• Interval training can help boost memory. (AAP)Source: AAP
Getting a sweat on can help your recall - as long as you time it right.
Evelyn Lewin

28 Jun 2016 - 11:05 AM  UPDATED 28 Jun 2016 - 11:14 AM

We all know exercise is good for both our physical and mental health. Now new research shows it also helps boost our memory.

The research, published in the journal Current Biology this June this, analysed 72 participants who each completed a 40-minute task.

Following the task, participants were divided into three groups.

Two groups were required to do 35 minutes of interval training exercises - one, immediately after the task; the other, four hours later.
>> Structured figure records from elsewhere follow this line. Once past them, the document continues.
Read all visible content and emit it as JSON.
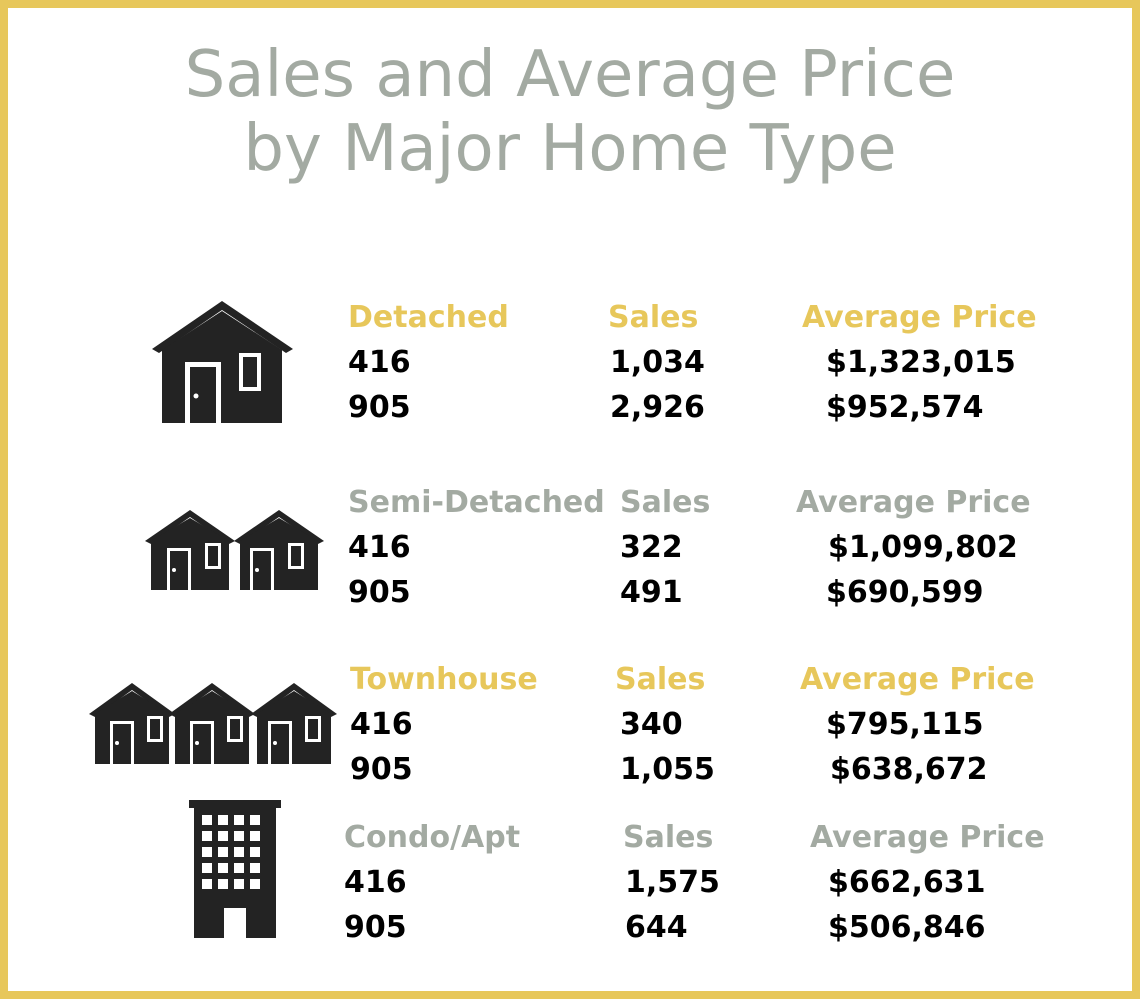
{
  "title": {
    "line1": "Sales and Average Price",
    "line2": "by Major Home Type"
  },
  "colors": {
    "frame": "#e7c75b",
    "title": "#a3aaa2",
    "gold": "#e7c75b",
    "grey": "#a3aaa2",
    "value": "#000000",
    "icon": "#232323"
  },
  "chart_data": {
    "type": "table",
    "title": "Sales and Average Price by Major Home Type",
    "columns": [
      "Sales",
      "Average Price"
    ],
    "groups": [
      {
        "type": "Detached",
        "header_color": "#e7c75b",
        "icon": "single-house-icon",
        "sales_label": "Sales",
        "price_label": "Average Price",
        "rows": [
          {
            "region": "416",
            "sales": "1,034",
            "price": "$1,323,015"
          },
          {
            "region": "905",
            "sales": "2,926",
            "price": "$952,574"
          }
        ]
      },
      {
        "type": "Semi-Detached",
        "header_color": "#a3aaa2",
        "icon": "semi-detached-houses-icon",
        "sales_label": "Sales",
        "price_label": "Average Price",
        "rows": [
          {
            "region": "416",
            "sales": "322",
            "price": "$1,099,802"
          },
          {
            "region": "905",
            "sales": "491",
            "price": "$690,599"
          }
        ]
      },
      {
        "type": "Townhouse",
        "header_color": "#e7c75b",
        "icon": "townhouses-icon",
        "sales_label": "Sales",
        "price_label": "Average Price",
        "rows": [
          {
            "region": "416",
            "sales": "340",
            "price": "$795,115"
          },
          {
            "region": "905",
            "sales": "1,055",
            "price": "$638,672"
          }
        ]
      },
      {
        "type": "Condo/Apt",
        "header_color": "#a3aaa2",
        "icon": "apartment-building-icon",
        "sales_label": "Sales",
        "price_label": "Average Price",
        "rows": [
          {
            "region": "416",
            "sales": "1,575",
            "price": "$662,631"
          },
          {
            "region": "905",
            "sales": "644",
            "price": "$506,846"
          }
        ]
      }
    ]
  }
}
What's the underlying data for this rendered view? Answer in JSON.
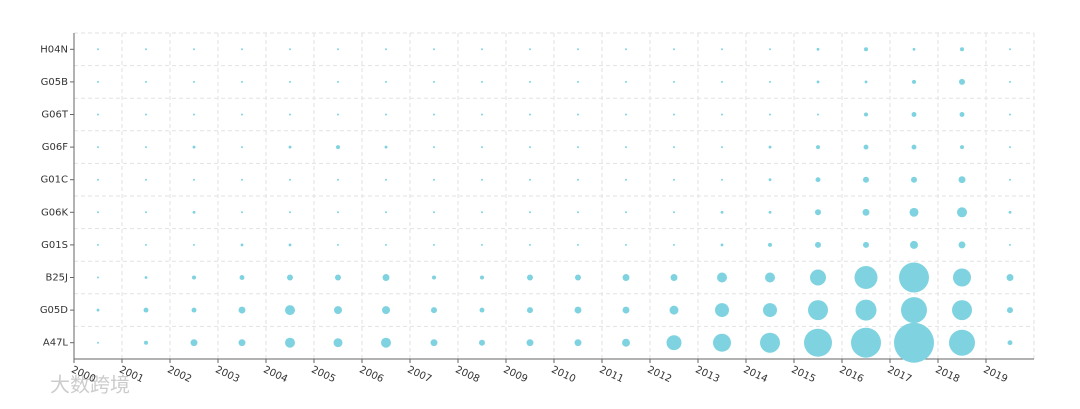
{
  "chart_data": {
    "type": "bubble",
    "x": [
      "2000",
      "2001",
      "2002",
      "2003",
      "2004",
      "2005",
      "2006",
      "2007",
      "2008",
      "2009",
      "2010",
      "2011",
      "2012",
      "2013",
      "2014",
      "2015",
      "2016",
      "2017",
      "2018",
      "2019"
    ],
    "y": [
      "H04N",
      "G05B",
      "G06T",
      "G06F",
      "G01C",
      "G06K",
      "G01S",
      "B25J",
      "G05D",
      "A47L"
    ],
    "values": [
      [
        1,
        1,
        1,
        1,
        1,
        1,
        1,
        1,
        1,
        1,
        1,
        1,
        1,
        1,
        1,
        2,
        4,
        2,
        4,
        1
      ],
      [
        1,
        1,
        1,
        1,
        1,
        1,
        1,
        1,
        1,
        1,
        1,
        1,
        1,
        1,
        1,
        2,
        2,
        4,
        9,
        1
      ],
      [
        1,
        1,
        1,
        1,
        1,
        1,
        1,
        1,
        1,
        1,
        1,
        1,
        1,
        1,
        1,
        1,
        4,
        6,
        6,
        1
      ],
      [
        1,
        1,
        2,
        1,
        2,
        4,
        2,
        1,
        1,
        1,
        1,
        1,
        1,
        1,
        2,
        4,
        6,
        6,
        4,
        1
      ],
      [
        1,
        1,
        1,
        1,
        1,
        1,
        1,
        1,
        1,
        1,
        1,
        1,
        1,
        1,
        2,
        6,
        9,
        9,
        12,
        1
      ],
      [
        1,
        1,
        2,
        1,
        1,
        1,
        1,
        1,
        1,
        1,
        1,
        1,
        1,
        2,
        2,
        9,
        12,
        20,
        25,
        2
      ],
      [
        1,
        1,
        1,
        2,
        2,
        1,
        1,
        1,
        1,
        1,
        1,
        1,
        1,
        2,
        4,
        9,
        9,
        16,
        12,
        1
      ],
      [
        1,
        2,
        4,
        6,
        9,
        9,
        12,
        4,
        4,
        9,
        9,
        12,
        12,
        25,
        25,
        64,
        132,
        225,
        81,
        12
      ],
      [
        2,
        6,
        6,
        12,
        25,
        16,
        16,
        9,
        6,
        9,
        12,
        12,
        20,
        49,
        49,
        100,
        110,
        169,
        100,
        9
      ],
      [
        1,
        4,
        12,
        12,
        25,
        20,
        25,
        12,
        9,
        12,
        12,
        16,
        56,
        81,
        100,
        196,
        225,
        400,
        169,
        6
      ]
    ],
    "color": "#7fd3e0",
    "grid": true,
    "watermark": "大数跨境"
  }
}
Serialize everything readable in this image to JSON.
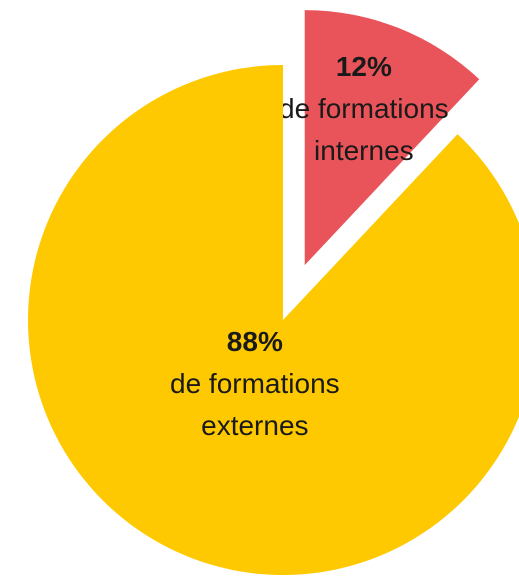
{
  "chart_data": {
    "type": "pie",
    "categories": [
      "de formations internes",
      "de formations externes"
    ],
    "values": [
      12,
      88
    ],
    "value_labels": [
      "12%",
      "88%"
    ],
    "colors": [
      "#e9545a",
      "#fec900"
    ]
  }
}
The last group didn’t exercise at all.

When tested on the material two days later, memory recall was best in the group who exercised four hours after the task.

This follows on from research published in the Journal of Alzheimer’s Disease in 2012 that showed that participants who exercised after a task had better recall an hour later than those who didn’t work out.
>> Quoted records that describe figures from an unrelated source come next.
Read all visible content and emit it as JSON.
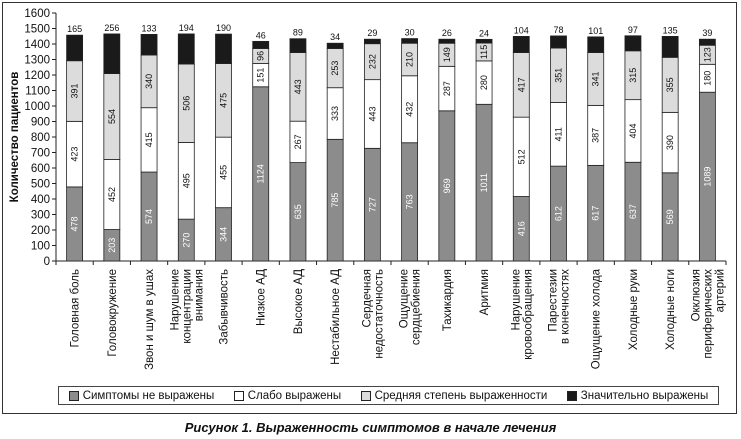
{
  "chart_data": {
    "type": "bar",
    "stacked": true,
    "title": "",
    "ylabel": "Количество пациентов",
    "xlabel": "",
    "ylim": [
      0,
      1600
    ],
    "yticks": [
      0,
      100,
      200,
      300,
      400,
      500,
      600,
      700,
      800,
      900,
      1000,
      1100,
      1200,
      1300,
      1400,
      1500,
      1600
    ],
    "grid": false,
    "legend_position": "bottom",
    "categories": [
      "Головная боль",
      "Головокружение",
      "Звон и шум в ушах",
      "Нарушение концентрации внимания",
      "Забывчивость",
      "Низкое АД",
      "Высокое АД",
      "Нестабильное АД",
      "Сердечная недостаточность",
      "Ощущение сердцебиения",
      "Тахикардия",
      "Аритмия",
      "Нарушение кровообращения",
      "Парестезии в конечностях",
      "Ощущение холода",
      "Холодные руки",
      "Холодные ноги",
      "Окклюзия периферических артерий"
    ],
    "category_lines": [
      [
        "Головная боль"
      ],
      [
        "Головокружение"
      ],
      [
        "Звон и шум в ушах"
      ],
      [
        "Нарушение",
        "концентрации",
        "внимания"
      ],
      [
        "Забывчивость"
      ],
      [
        "Низкое АД"
      ],
      [
        "Высокое АД"
      ],
      [
        "Нестабильное АД"
      ],
      [
        "Сердечная",
        "недостаточность"
      ],
      [
        "Ощущение",
        "сердцебиения"
      ],
      [
        "Тахикардия"
      ],
      [
        "Аритмия"
      ],
      [
        "Нарушение",
        "кровообращения"
      ],
      [
        "Парестезии",
        "в конечностях"
      ],
      [
        "Ощущение холода"
      ],
      [
        "Холодные руки"
      ],
      [
        "Холодные ноги"
      ],
      [
        "Окклюзия",
        "периферических",
        "артерий"
      ]
    ],
    "series": [
      {
        "name": "Симптомы не выражены",
        "color": "#8c8c8c",
        "values": [
          478,
          203,
          574,
          270,
          344,
          1124,
          635,
          785,
          727,
          763,
          969,
          1011,
          416,
          612,
          617,
          637,
          569,
          1089
        ]
      },
      {
        "name": "Слабо выражены",
        "color": "#ffffff",
        "values": [
          423,
          452,
          415,
          495,
          455,
          151,
          267,
          333,
          443,
          432,
          287,
          280,
          512,
          411,
          387,
          404,
          390,
          180
        ]
      },
      {
        "name": "Средняя степень выраженности",
        "color": "#dcdcdc",
        "values": [
          391,
          554,
          340,
          506,
          475,
          96,
          443,
          253,
          232,
          210,
          149,
          115,
          417,
          351,
          341,
          315,
          355,
          123
        ]
      },
      {
        "name": "Значительно выражены",
        "color": "#1a1a1a",
        "values": [
          165,
          256,
          133,
          194,
          190,
          46,
          89,
          34,
          29,
          30,
          26,
          24,
          104,
          78,
          101,
          97,
          135,
          39
        ]
      }
    ]
  },
  "caption": "Рисунок 1. Выраженность симптомов в начале лечения"
}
Both studies show that exercise boosts memory, but why does that happen?

Train your brain

The 2012 study showed that exercise “significantly elevated” noradrenaline levels, a chemical messenger known to contribute to memory modulation.

Exercise physiologist Andrew Daubney says exercise also helps “clear the mind” by allowing you to shift your focus onto the physical activity.

Long-term, it can also protect the brain against age-related memory loss, due to its effect on hippocampus volume.

That notion is backed by research published in PNAS in 2011. It showed that exercise training increased hippocampus volume by 2 per cent, “effectively reversing age-related loss in volume by one to two years”.

While the 2012 study had participants exercising for six minutes, the more recent study asked participants to complete 35 minutes of interval training.

But how much exercise do we need to do after a task to improve our memory?

According to research he’s analysed, Daubney says you should aim for “20-60 minutes” of exercise to gain effect.

“However, from work we have done in the clinic, I suspect that if exercise intensity was more vigorous, then shorter durations [3-5 minutes] would also be beneficial.”

When should you exercise to gain maximal effect: Immediately after a learning task? Four hours later? Or, at another time point?

Daubney says the research on this is “scanty” and limited to mice trials. Although this new research analysed the effects on memory retention of exercising four hours after a task, Daubney believes the ideal time to exercise to gain maximum effect would be around 20 minutes after learning.

He says this may relate to the hormone IGF-1 which is released when exercising and promotes memory retention.

But if you can’t just grab your runners and head for a jog after every important meeting, don’t stress.

Sitting pretty

There are lots of other ways you can boost your memory that don’t involve leaving your desk.

A new study published in Applied Cognitive Psychology this June showed that taking notes is one such method.

The study analysed mock jurors’ ability to recall information after either taking notes, or not taking notes.

After taking notes, some participants were allowed to review them, while others were not. Even those who didn’t review their notes afterwards showed greater recall than those who didn’t jot anything down, thus demonstrating that the act of note-taking itself boosts memory.

Another way to boost your memory is to take a nap after a learning task, says clinical psychologist Dr Lara Winten. She says this is because we remember material better if we minimise the amount of learning we do before or after a specific task, an act known as “minimising interference”. Dr Winten says meditation after a task provides the same effect.

But if you must move from one learning task to another, she recommends experimenting to ascertain which tools most assist your own memory formation.

For example, repetitious writing-out of material can aid some people’s processing as it slows down our thinking while we write.”

Meanwhile, she says, others learn best by a practice referred to as “elaboration”. That is, associating the new material being learned with a “known and more easily activated memory network”. You can do this by relating the task to a personal experience you've had, or a topic you're more deeply familiar with.

But if you can exercise after an intensive task, you’ll reap the benefits of mental clarity and physical activity, while giving your memory an added boost.